7

5 1 0
                                    

Perkenalanku dengan Raka tahun lalu terjadi di sebuah pameran pendidikan yang hampir saja batal aku datangi. Hari itu mobil yang kusetir sendiri sudah memasuki kawasan Sudirman waktu Sarah memberi kabar bahwa ada pasien mendadak yang harus segera ditangani dan dengan sangat terpaksa dia harus membatalkan janjinya menemaniku pergi ke pameran pendidikan di Hotel Sahid Jaya. Sebenarnya aku tipikal orang yang paling anti berada dalam keramaian seorang diri. Kalau bukan karena pameran tersebut hanya diadakan setahun sekali, bisa dipastikan aku sudah putar balik pulang ke rumah. Sayangnya aku tidak punya pilihan selain melanjutkan perjalanan. Jadilah seorang diri aku mengitari ballroom hotel yang penuh dengan ratusan stand institusi pendidikan dari Eropa, Inggris, Australia, bahkan Amerika dan Kanada.

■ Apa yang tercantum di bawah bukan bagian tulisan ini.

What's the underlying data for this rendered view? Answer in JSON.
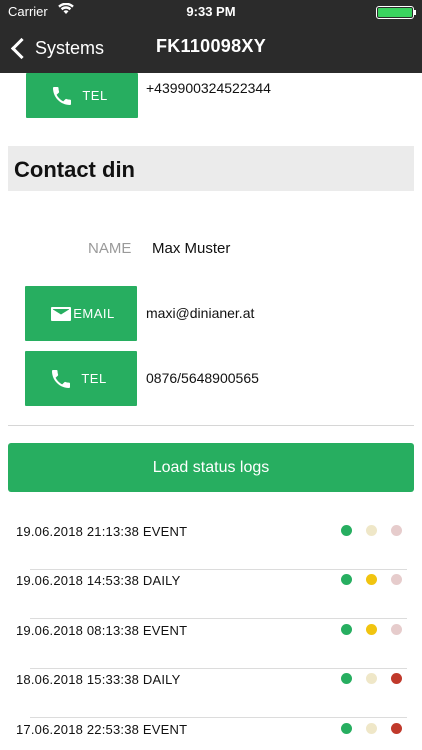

Aku selalu bermimpi untuk bisa melanjutkan sekolah ke luar negeri. Gak peduli di negara manapun, pokoknya ke luar negeri. Sejak lulus dari perguruan tinggi dan bekerja selama tiga tahun pada kantor konsultan interior design yang sering mengirimku business trip ke berbagai benua, hasrat sekolah ke luar negeriku mulai memiliki arah yang jelas. Aku jatuh cinta dan ingin sekali mendalami dunia visual merchandising, sampai nekat memutuskan resign dari kantor dua minggu lalu demi mempersiapkan keperluan sekolah ke Eropa. Kenapa Eropa? Karena negara-negara di sana kental akan segala hal berbau art, history, and authentic or luxury design. Selain itu alasan Eropa memiliki banyak sekali negara yang bisa dikunjungi hanya dengan satu visa juga menjadi pertimbangan untukku. Sambil menyelam, minum air. Pepatah itu rasanya tepat menggambarkan nikmatnya khayalan akan menimba ilmu di Eropa. Siapa yang tidak akan senang kalau bisa sekolah berbonus jalan-jalan? Berbekal keyakinan dan minat itulah aku mengantri dengan sabarnya bersama puluhan orang di depan stand agen representatif sebuah sekolah dari Perancis kala itu. Ada sesi konsultasi gratis secara langsung dengan pihak universitas.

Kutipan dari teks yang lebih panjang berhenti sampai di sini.